Second Grade Teacher
B.A., Early Childhood Education, Columbia College Chicago
What do you enjoy most about teaching?
The students. I love getting to know my students and watching them grow over the year academically, socially, and emotionally. My absolute favorite is any “a ha!” moment, big or small. It’s so great to see a student realize their abilities.
Why do you choose to work at MPA?
I choose to work at MPA because of the importance that world awareness has for our mission and our community. Travel has always been very important for my husband and me. As kids, we didn’t get to see much outside of Illinois and the surrounding states, so it was eye-opening to travel outside of the U.S. for the first time.
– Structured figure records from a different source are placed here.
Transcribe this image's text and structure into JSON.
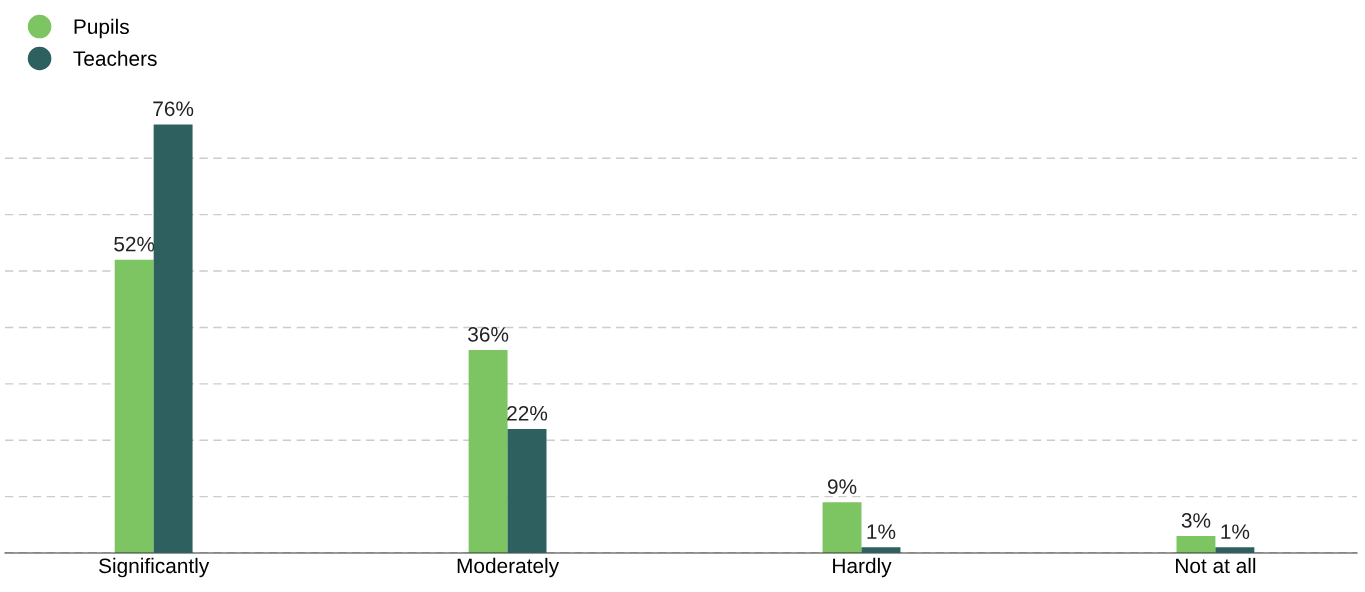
{
  "chart_data": {
    "type": "bar",
    "categories": [
      "Significantly",
      "Moderately",
      "Hardly",
      "Not at all"
    ],
    "series": [
      {
        "name": "Pupils",
        "color": "#7dc462",
        "values": [
          52,
          36,
          9,
          3
        ],
        "value_labels": [
          "52%",
          "36%",
          "9%",
          "3%"
        ]
      },
      {
        "name": "Teachers",
        "color": "#2e6060",
        "values": [
          76,
          22,
          1,
          1
        ],
        "value_labels": [
          "76%",
          "22%",
          "1%",
          "1%"
        ]
      }
    ],
    "grid": "y",
    "tick_labels": "x",
    "legend": "top left"
  }
}
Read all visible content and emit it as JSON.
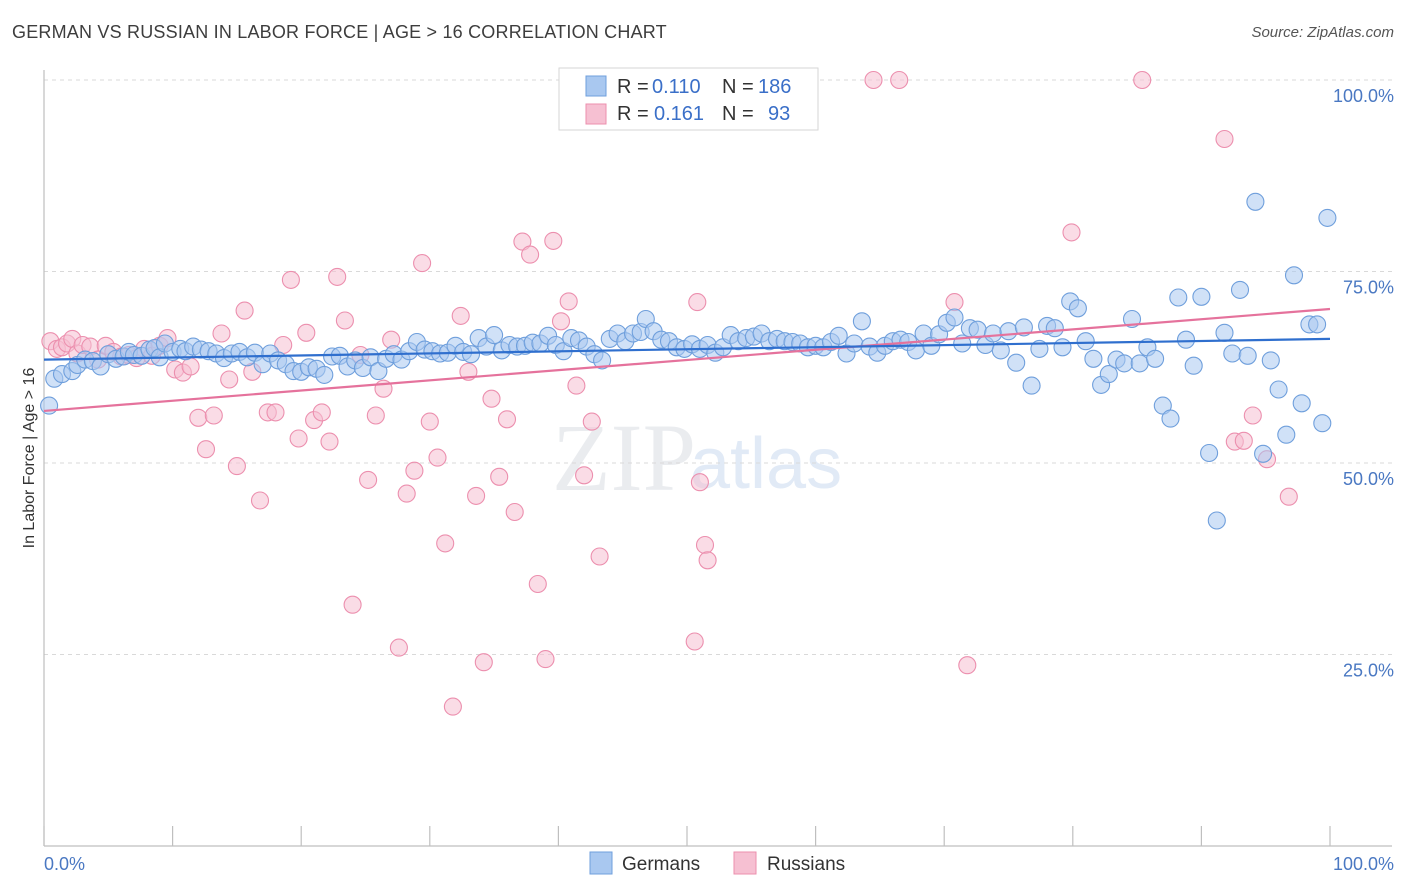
{
  "title": "GERMAN VS RUSSIAN IN LABOR FORCE | AGE > 16 CORRELATION CHART",
  "source": "Source: ZipAtlas.com",
  "watermark": {
    "zip": "ZIP",
    "atlas": "atlas"
  },
  "colors": {
    "german_fill": "#a9c8f0",
    "german_stroke": "#6f9fdc",
    "german_line": "#2f6fce",
    "russian_fill": "#f6c0d2",
    "russian_stroke": "#ec8fae",
    "russian_line": "#e5729c",
    "tick_text": "#4a78c2",
    "grid": "#d9d9d9"
  },
  "legend": {
    "rows": [
      {
        "r_label": "R =",
        "r_value": "0.110",
        "n_label": "N =",
        "n_value": "186"
      },
      {
        "r_label": "R =",
        "r_value": "0.161",
        "n_label": "N =",
        "n_value": "93"
      }
    ],
    "bottom": [
      "Germans",
      "Russians"
    ]
  },
  "chart_data": {
    "type": "scatter",
    "xlabel": "",
    "ylabel": "In Labor Force | Age > 16",
    "xlim": [
      0,
      100
    ],
    "ylim": [
      0,
      100
    ],
    "x_tick_labels": {
      "left": "0.0%",
      "right": "100.0%"
    },
    "y_tick_labels": [
      "100.0%",
      "75.0%",
      "50.0%",
      "25.0%"
    ],
    "y_tick_values": [
      100,
      75,
      50,
      25
    ],
    "grid": "horizontal dashed",
    "legend_placement": "top-center",
    "series": [
      {
        "name": "Germans",
        "trend": {
          "x0": 0,
          "y0": 63.5,
          "x1": 100,
          "y1": 66.2
        },
        "points": [
          [
            0.4,
            57.5
          ],
          [
            0.8,
            61
          ],
          [
            1.4,
            61.6
          ],
          [
            2.2,
            62
          ],
          [
            2.6,
            62.8
          ],
          [
            3.2,
            63.5
          ],
          [
            3.8,
            63.3
          ],
          [
            4.4,
            62.6
          ],
          [
            5,
            64.2
          ],
          [
            5.6,
            63.6
          ],
          [
            6.2,
            63.9
          ],
          [
            6.6,
            64.5
          ],
          [
            7,
            64.1
          ],
          [
            7.6,
            64
          ],
          [
            8.2,
            64.8
          ],
          [
            8.6,
            65
          ],
          [
            9,
            63.8
          ],
          [
            9.4,
            65.6
          ],
          [
            10,
            64.5
          ],
          [
            10.6,
            64.9
          ],
          [
            11,
            64.6
          ],
          [
            11.6,
            65.2
          ],
          [
            12.2,
            64.8
          ],
          [
            12.8,
            64.6
          ],
          [
            13.4,
            64.3
          ],
          [
            14,
            63.7
          ],
          [
            14.6,
            64.3
          ],
          [
            15.2,
            64.5
          ],
          [
            15.8,
            63.8
          ],
          [
            16.4,
            64.4
          ],
          [
            17,
            62.9
          ],
          [
            17.6,
            64.3
          ],
          [
            18.2,
            63.4
          ],
          [
            18.8,
            62.9
          ],
          [
            19.4,
            62
          ],
          [
            20,
            61.9
          ],
          [
            20.6,
            62.5
          ],
          [
            21.2,
            62.3
          ],
          [
            21.8,
            61.5
          ],
          [
            22.4,
            63.9
          ],
          [
            23,
            64
          ],
          [
            23.6,
            62.6
          ],
          [
            24.2,
            63.4
          ],
          [
            24.8,
            62.4
          ],
          [
            25.4,
            63.8
          ],
          [
            26,
            62
          ],
          [
            26.6,
            63.6
          ],
          [
            27.2,
            64.2
          ],
          [
            27.8,
            63.5
          ],
          [
            28.4,
            64.6
          ],
          [
            29,
            65.8
          ],
          [
            29.6,
            64.8
          ],
          [
            30.2,
            64.6
          ],
          [
            30.8,
            64.3
          ],
          [
            31.4,
            64.4
          ],
          [
            32,
            65.3
          ],
          [
            32.6,
            64.5
          ],
          [
            33.2,
            64.2
          ],
          [
            33.8,
            66.3
          ],
          [
            34.4,
            65.2
          ],
          [
            35,
            66.7
          ],
          [
            35.6,
            64.7
          ],
          [
            36.2,
            65.4
          ],
          [
            36.8,
            65.2
          ],
          [
            37.4,
            65.3
          ],
          [
            38,
            65.7
          ],
          [
            38.6,
            65.6
          ],
          [
            39.2,
            66.6
          ],
          [
            39.8,
            65.4
          ],
          [
            40.4,
            64.6
          ],
          [
            41,
            66.3
          ],
          [
            41.6,
            66
          ],
          [
            42.2,
            65.2
          ],
          [
            42.8,
            64.2
          ],
          [
            43.4,
            63.4
          ],
          [
            44,
            66.2
          ],
          [
            44.6,
            66.9
          ],
          [
            45.2,
            65.9
          ],
          [
            45.8,
            66.9
          ],
          [
            46.4,
            67.1
          ],
          [
            46.8,
            68.8
          ],
          [
            47.4,
            67.2
          ],
          [
            48,
            66.1
          ],
          [
            48.6,
            65.9
          ],
          [
            49.2,
            65.1
          ],
          [
            49.8,
            64.9
          ],
          [
            50.4,
            65.5
          ],
          [
            51,
            64.9
          ],
          [
            51.6,
            65.4
          ],
          [
            52.2,
            64.4
          ],
          [
            52.8,
            65.1
          ],
          [
            53.4,
            66.7
          ],
          [
            54,
            65.9
          ],
          [
            54.6,
            66.3
          ],
          [
            55.2,
            66.5
          ],
          [
            55.8,
            66.9
          ],
          [
            56.4,
            65.9
          ],
          [
            57,
            66.2
          ],
          [
            57.6,
            65.9
          ],
          [
            58.2,
            65.8
          ],
          [
            58.8,
            65.6
          ],
          [
            59.4,
            65.1
          ],
          [
            60,
            65.3
          ],
          [
            60.6,
            65.1
          ],
          [
            61.2,
            65.8
          ],
          [
            61.8,
            66.6
          ],
          [
            62.4,
            64.3
          ],
          [
            63,
            65.6
          ],
          [
            63.6,
            68.5
          ],
          [
            64.2,
            65.2
          ],
          [
            64.8,
            64.4
          ],
          [
            65.4,
            65.3
          ],
          [
            66,
            65.9
          ],
          [
            66.6,
            66.1
          ],
          [
            67.2,
            65.8
          ],
          [
            67.8,
            64.7
          ],
          [
            68.4,
            66.9
          ],
          [
            69,
            65.3
          ],
          [
            69.6,
            66.8
          ],
          [
            70.2,
            68.3
          ],
          [
            70.8,
            69
          ],
          [
            71.4,
            65.6
          ],
          [
            72,
            67.6
          ],
          [
            72.6,
            67.4
          ],
          [
            73.2,
            65.4
          ],
          [
            73.8,
            66.9
          ],
          [
            74.4,
            64.7
          ],
          [
            75,
            67.2
          ],
          [
            75.6,
            63.1
          ],
          [
            76.2,
            67.7
          ],
          [
            76.8,
            60.1
          ],
          [
            77.4,
            64.9
          ],
          [
            78,
            67.9
          ],
          [
            78.6,
            67.6
          ],
          [
            79.2,
            65.1
          ],
          [
            79.8,
            71.1
          ],
          [
            80.4,
            70.2
          ],
          [
            81,
            65.9
          ],
          [
            81.6,
            63.6
          ],
          [
            82.2,
            60.2
          ],
          [
            82.8,
            61.6
          ],
          [
            83.4,
            63.5
          ],
          [
            84,
            63
          ],
          [
            84.6,
            68.8
          ],
          [
            85.2,
            63
          ],
          [
            85.8,
            65.1
          ],
          [
            86.4,
            63.6
          ],
          [
            87,
            57.5
          ],
          [
            87.6,
            55.8
          ],
          [
            88.2,
            71.6
          ],
          [
            88.8,
            66.1
          ],
          [
            89.4,
            62.7
          ],
          [
            90,
            71.7
          ],
          [
            90.6,
            51.3
          ],
          [
            91.2,
            42.5
          ],
          [
            91.8,
            67
          ],
          [
            92.4,
            64.3
          ],
          [
            93,
            72.6
          ],
          [
            93.6,
            64
          ],
          [
            94.2,
            84.1
          ],
          [
            94.8,
            51.2
          ],
          [
            95.4,
            63.4
          ],
          [
            96,
            59.6
          ],
          [
            96.6,
            53.7
          ],
          [
            97.2,
            74.5
          ],
          [
            97.8,
            57.8
          ],
          [
            98.4,
            68.1
          ],
          [
            99,
            68.1
          ],
          [
            99.4,
            55.2
          ],
          [
            99.8,
            82
          ]
        ]
      },
      {
        "name": "Russians",
        "trend": {
          "x0": 0,
          "y0": 56.8,
          "x1": 100,
          "y1": 70.1
        },
        "points": [
          [
            0.5,
            65.9
          ],
          [
            1,
            64.9
          ],
          [
            1.4,
            65.1
          ],
          [
            1.8,
            65.6
          ],
          [
            2.2,
            66.2
          ],
          [
            2.6,
            64.3
          ],
          [
            3,
            65.4
          ],
          [
            3.6,
            65.2
          ],
          [
            4.2,
            63.5
          ],
          [
            4.8,
            65.3
          ],
          [
            5.4,
            64.5
          ],
          [
            6,
            63.9
          ],
          [
            6.6,
            64.1
          ],
          [
            7.2,
            63.7
          ],
          [
            7.8,
            64.9
          ],
          [
            8.4,
            64
          ],
          [
            9,
            65.3
          ],
          [
            9.6,
            66.3
          ],
          [
            10.2,
            62.2
          ],
          [
            10.8,
            61.8
          ],
          [
            11.4,
            62.6
          ],
          [
            12,
            55.9
          ],
          [
            12.6,
            51.8
          ],
          [
            13.2,
            56.2
          ],
          [
            13.8,
            66.9
          ],
          [
            14.4,
            60.9
          ],
          [
            15,
            49.6
          ],
          [
            15.6,
            69.9
          ],
          [
            16.2,
            61.9
          ],
          [
            16.8,
            45.1
          ],
          [
            17.4,
            56.6
          ],
          [
            18,
            56.6
          ],
          [
            18.6,
            65.4
          ],
          [
            19.2,
            73.9
          ],
          [
            19.8,
            53.2
          ],
          [
            20.4,
            67
          ],
          [
            21,
            55.6
          ],
          [
            21.6,
            56.6
          ],
          [
            22.2,
            52.8
          ],
          [
            22.8,
            74.3
          ],
          [
            23.4,
            68.6
          ],
          [
            24,
            31.5
          ],
          [
            24.6,
            64.1
          ],
          [
            25.2,
            47.8
          ],
          [
            25.8,
            56.2
          ],
          [
            26.4,
            59.7
          ],
          [
            27,
            66.1
          ],
          [
            27.6,
            25.9
          ],
          [
            28.2,
            46
          ],
          [
            28.8,
            49
          ],
          [
            29.4,
            76.1
          ],
          [
            30,
            55.4
          ],
          [
            30.6,
            50.7
          ],
          [
            31.2,
            39.5
          ],
          [
            31.8,
            18.2
          ],
          [
            32.4,
            69.2
          ],
          [
            33,
            61.9
          ],
          [
            33.6,
            45.7
          ],
          [
            34.2,
            24
          ],
          [
            34.8,
            58.4
          ],
          [
            35.4,
            48.2
          ],
          [
            36,
            55.7
          ],
          [
            36.6,
            43.6
          ],
          [
            37.2,
            78.9
          ],
          [
            37.8,
            77.2
          ],
          [
            38.4,
            34.2
          ],
          [
            39,
            24.4
          ],
          [
            39.6,
            79
          ],
          [
            40.2,
            68.5
          ],
          [
            40.8,
            71.1
          ],
          [
            41.4,
            60.1
          ],
          [
            42,
            48.4
          ],
          [
            42.6,
            55.4
          ],
          [
            43.2,
            37.8
          ],
          [
            50.6,
            26.7
          ],
          [
            50.8,
            71
          ],
          [
            51,
            47.5
          ],
          [
            51.4,
            39.3
          ],
          [
            51.6,
            37.3
          ],
          [
            64.5,
            100
          ],
          [
            66.5,
            100
          ],
          [
            70.8,
            71
          ],
          [
            71.8,
            23.6
          ],
          [
            79.9,
            80.1
          ],
          [
            85.4,
            100
          ],
          [
            91.8,
            92.3
          ],
          [
            92.6,
            52.8
          ],
          [
            93.3,
            52.9
          ],
          [
            94,
            56.2
          ],
          [
            95.1,
            50.5
          ],
          [
            96.8,
            45.6
          ]
        ]
      }
    ]
  }
}
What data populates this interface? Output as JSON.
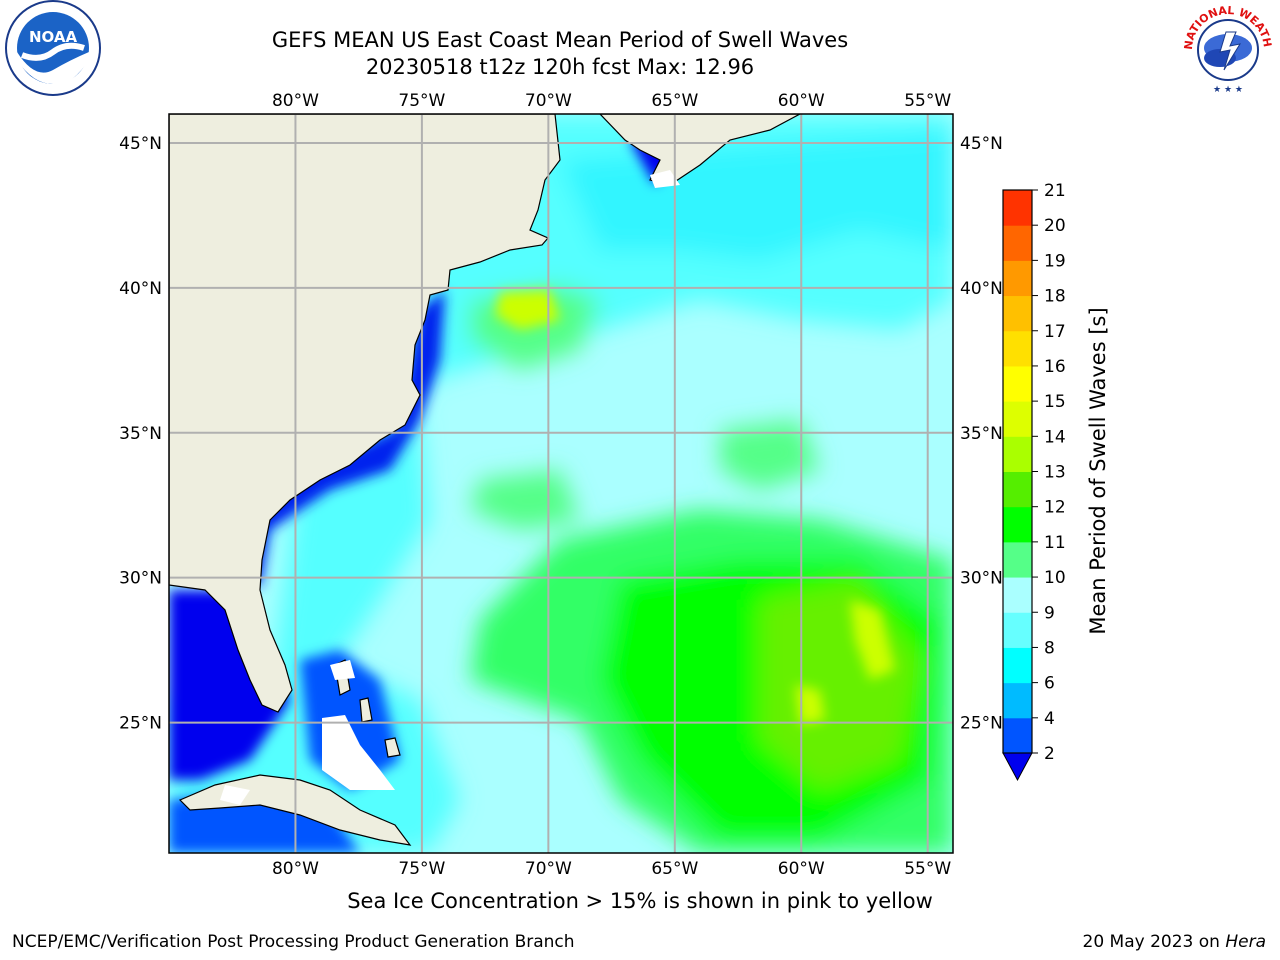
{
  "title": {
    "line1": "GEFS MEAN US East Coast Mean Period of Swell Waves",
    "line2": "20230518 t12z 120h fcst   Max: 12.96"
  },
  "map": {
    "lon_labels": [
      "80°W",
      "75°W",
      "70°W",
      "65°W",
      "60°W",
      "55°W"
    ],
    "lat_labels": [
      "45°N",
      "40°N",
      "35°N",
      "30°N",
      "25°N"
    ],
    "lon_range": [
      -85,
      -54
    ],
    "lat_range": [
      20.5,
      46
    ],
    "colors": {
      "land": "#eeeedf",
      "coast": "#000000",
      "grid": "#b0b0b0"
    }
  },
  "colorbar": {
    "label": "Mean Period of Swell Waves [s]",
    "ticks": [
      "2",
      "4",
      "6",
      "8",
      "9",
      "10",
      "11",
      "12",
      "13",
      "14",
      "15",
      "16",
      "17",
      "18",
      "19",
      "20",
      "21"
    ],
    "colors": [
      "#0055ff",
      "#00bbff",
      "#00ffff",
      "#66ffff",
      "#aaffff",
      "#55ff88",
      "#00ff00",
      "#55ee00",
      "#aaff00",
      "#ddff00",
      "#ffff00",
      "#ffe000",
      "#ffc000",
      "#ff9900",
      "#ff6600",
      "#ff3300"
    ],
    "under_color": "#0000ee"
  },
  "caption": "Sea Ice Concentration > 15% is shown in pink to yellow",
  "footer": {
    "left": "NCEP/EMC/Verification Post Processing Product Generation Branch",
    "right_date": "20 May 2023 on ",
    "right_machine": "Hera"
  },
  "logos": {
    "noaa_text": "NOAA",
    "nws_text": "NATIONAL WEATHER SERVICE"
  }
}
The first time I traveled internationally, I went to Fiji. As many past students know, I have a deep love for a small island in Fiji called Vorovoro. I often focus our Global Week study on Fiji and learning all about the beautiful people, land, and culture while incorporating my experience and even a special message from a Fijian friend who I keep in touch with.
What is the most important lesson you want students to learn in your class?
The most important lesson I would like students in my class to learn is based around our class values: Always work on being confident, having integrity, and being a leader. With these three values we can achieve anything we choose to go after.
These also play into world awareness: When we travel, we have to be aware of other cultures and show respect to that culture. In second grade, integrity means doing the right thing when no one is looking. I hope this evolves into my students going out and exploring their world, but always doing it in a way that builds their confidence, shows their integrity, and allows them to be a leader in their own learning.
What experiences had the most influence on you?
We traveled to Fiji and Vorovoro recently with a group called Bridge the Gap. They bring people there from all over the globe for an educational cultural experience. At times this looks like college students studying the local culture, agriculture, and social aspects of the country. At other times, it’s groups of families coming together from all over the world to appreciate the Vorovoro culture.
While we were there, I watched my children and other families’ children play and learn alongside the Fijian children. It was absolutely beautiful. All coming from different parts of the world, knowing different ways of life but yet having so much fun learning and growing together.
I try to remember this daily in my classroom and hold space for each student’s unique background as they navigate their educational journeys.